If you're a manager of a software development project, you may want to consider carefully the equipment you provide your developers.
You probably do think about the equipment you provide to your team. Certainly the cost and capabilities, and probably reliability and conformance to your organization's IT standards. Yet there is one aspect of the equipment that you may have overlooked.
That aspect is the minimum hardware required to use your product.
In today's world of cloud-based applications, one rarely thinks about minimum requirements for hardware. Such requirements were more noticeable in the age of Windows desktop applications, and even in PC-DOS applications. Back then, when software was purchased in a box and installed (from CD-ROM or perhaps even floppy disk), minimum requirements were on everyone's mind. It was a necessary factor to review before purchasing software.
Today, personal computers are mostly uniform: 64-bit Intel processor, 4 GB of RAM (possibly more), 500 GB of disk (probably more), and access to the internet. The only variable is screen size. Desktops probably have a 22-inch (or larger) display, and laptops may be anywhere from 11 inches to 17 inches.
The other variable is operating system: Windows (most likely), mac OS (less likely), or Linux (a very small probability). But operating systems are easy to identify, and you probably know which ones your shop uses.
Display size is the troublemaker, the one variable that can cause software to work well or to be a source of irritation.
But what does this have to do with the equipment you provide to your developers?
Back in the 1980s, we recognized that developers designed and wrote systems that worked on their computers. That is, the software was built for the capabilities of their computers -- and not smaller or less capable systems. If developers were given workstations with lots of memory and large displays, the software would require lots of memory and a large display. Call this effect the "law of minimum requirements".
The law is still with us.
Last week, someone (i forget who) complained that the latest version of mac OS worked well on large displays but seemed "off" for small screens such as an 11-inch Macbook Air. (Apple had apparently tweaked the spacing between graphical elements in its UI.)
My guess is that the law of minimum requirements is acting here. My guess is that Apple provides its developers with large, capable machines. Possibly Mac Pro workstations with multiple large displays, perhaps 16-inch MacBook Pro systems with large external display.
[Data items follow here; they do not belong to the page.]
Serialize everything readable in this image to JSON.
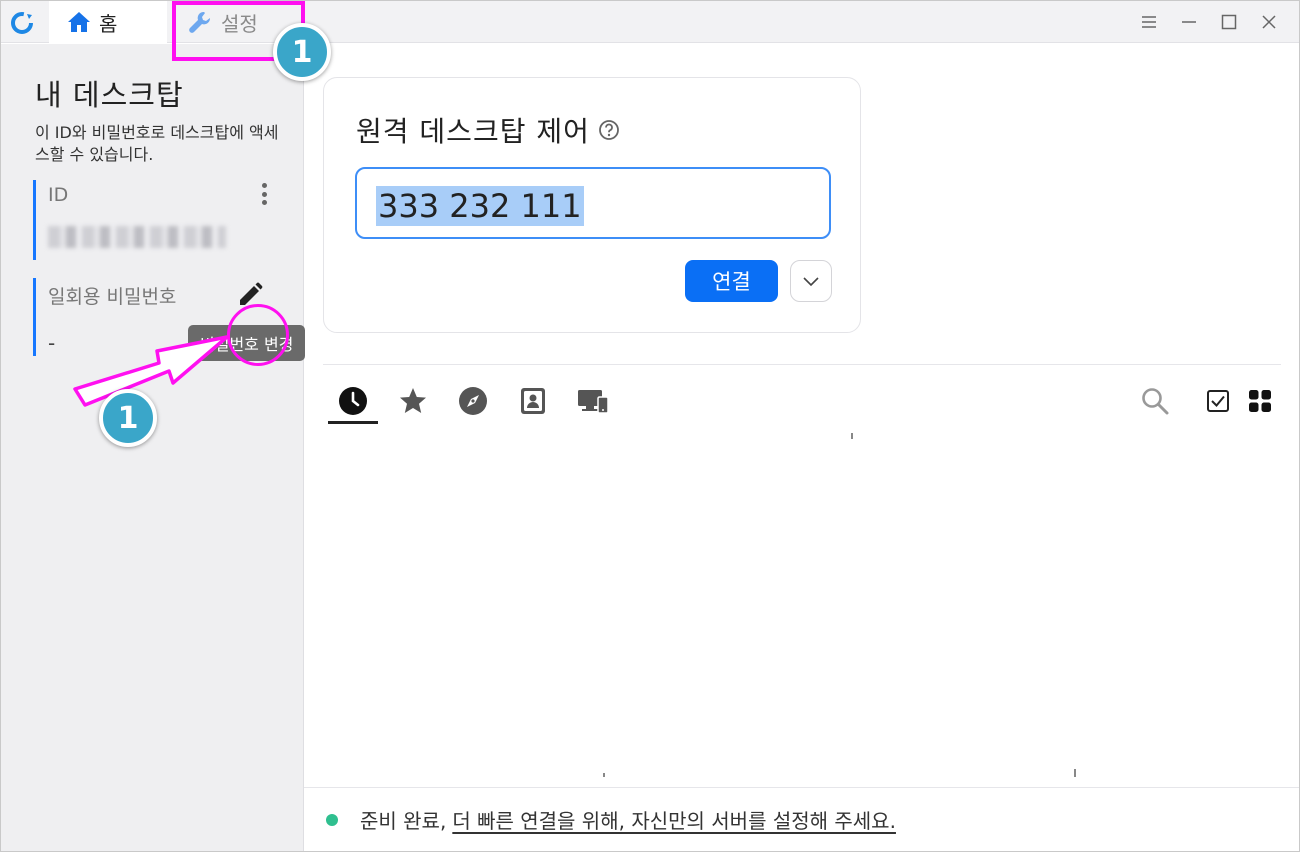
{
  "titlebar": {
    "tabs": [
      {
        "label": "홈",
        "icon": "home-icon"
      },
      {
        "label": "설정",
        "icon": "wrench-icon"
      }
    ],
    "controls": [
      "menu-icon",
      "minimize-icon",
      "maximize-icon",
      "close-icon"
    ]
  },
  "sidebar": {
    "title": "내 데스크탑",
    "description": "이 ID와 비밀번호로 데스크탑에 액세스할 수 있습니다.",
    "id_label": "ID",
    "password_label": "일회용 비밀번호",
    "password_value": "-",
    "edit_tooltip": "비밀번호 변경"
  },
  "remote": {
    "title": "원격 데스크탑 제어",
    "id_value": "333 232 111",
    "connect_label": "연결"
  },
  "peers": {
    "tabs": [
      "recent-icon",
      "favorite-icon",
      "discovered-icon",
      "address-book-icon",
      "group-icon"
    ],
    "active_tab": 0
  },
  "status": {
    "ready": "준비 완료,",
    "link": "더 빠른 연결을 위해, 자신만의 서버를 설정해 주세요."
  },
  "annotations": {
    "badge_1": "1",
    "badge_2": "1"
  },
  "colors": {
    "accent": "#0a6ff5",
    "annotation": "#ff10f0",
    "badge": "#3aa6c9",
    "status_ok": "#2fbf8f"
  }
}
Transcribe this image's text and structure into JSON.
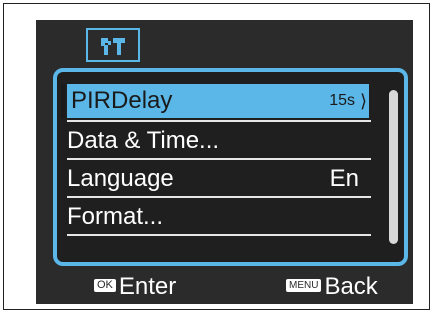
{
  "menu": {
    "items": [
      {
        "label": "PIRDelay",
        "value": "15s"
      },
      {
        "label": "Data & Time...",
        "value": ""
      },
      {
        "label": "Language",
        "value": "En"
      },
      {
        "label": "Format...",
        "value": ""
      }
    ]
  },
  "footer": {
    "ok_badge": "OK",
    "enter_label": "Enter",
    "menu_badge": "MENU",
    "back_label": "Back"
  },
  "colors": {
    "accent": "#5ab7e8",
    "background": "#2b2b2b",
    "text": "#ffffff"
  },
  "icons": {
    "tab": "tools-icon",
    "selected_row": "chevron-right-icon"
  }
}
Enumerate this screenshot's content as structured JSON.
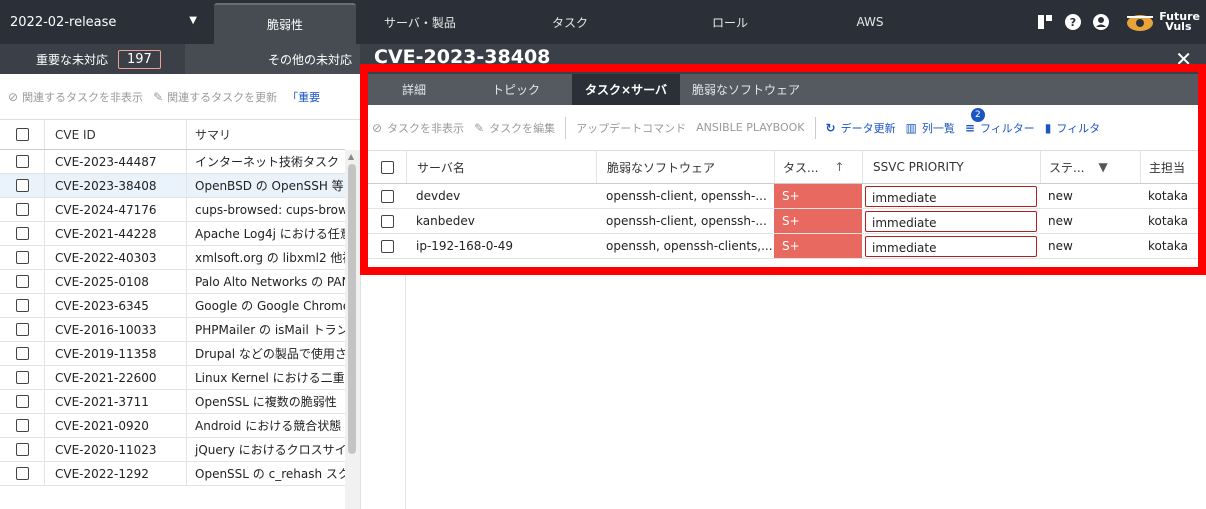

It is quite possible that the developers made changes to the UI and reviewed them on their workstations, and didn't check the experience on smaller equipment. Perhaps no-one did. Or, someone may have noticed the issue late in the development cycle, too late to make changes and meet the delivery date. The actual process doesn't really matter. The result is a new version of mac OS that works poorly for those with small screens.
Apple isn't alone in this.
A web app that I use has a similar fault. Once I log in, the page for data entry is large -- so large that I must expand my browser to almost the entire size of my display to see everything and to enter data. (The web page is said to be not "responsive to screen size".)
It's not that I keep my browser set to a very small window. I visit many different web sites (newspapers, banks, government payment portals, social media sites, and others) and they all fit in my browser. It is just this one page that demands many more pixels.
Here again, I see the law of minimum requirements in action. The developers for this one particular web site used large displays, and for them the web site was acceptable. They did not consider that other users might have smaller displays, or smaller browser windows.
I do have to point out that building such a web site requires effort. HTML is designed to allow for different screen sizes. Browsers are designed to adjust the sizes of screen elements. A screen that provides a "fixed format" experience requires extra code to override the behaviors that one gets "for free" with HTML. But that's a different issue.
The law of minimum requirements is a thing. The equipment we provide to developers shapes the resulting system, often in ways that are not obvious (until we look back with hindsight). Be aware of the minimum equipment you expect your end-users to use, and test for those configurations early in the development cycle. Doing so can reduce irritation and improve the experience for the customer.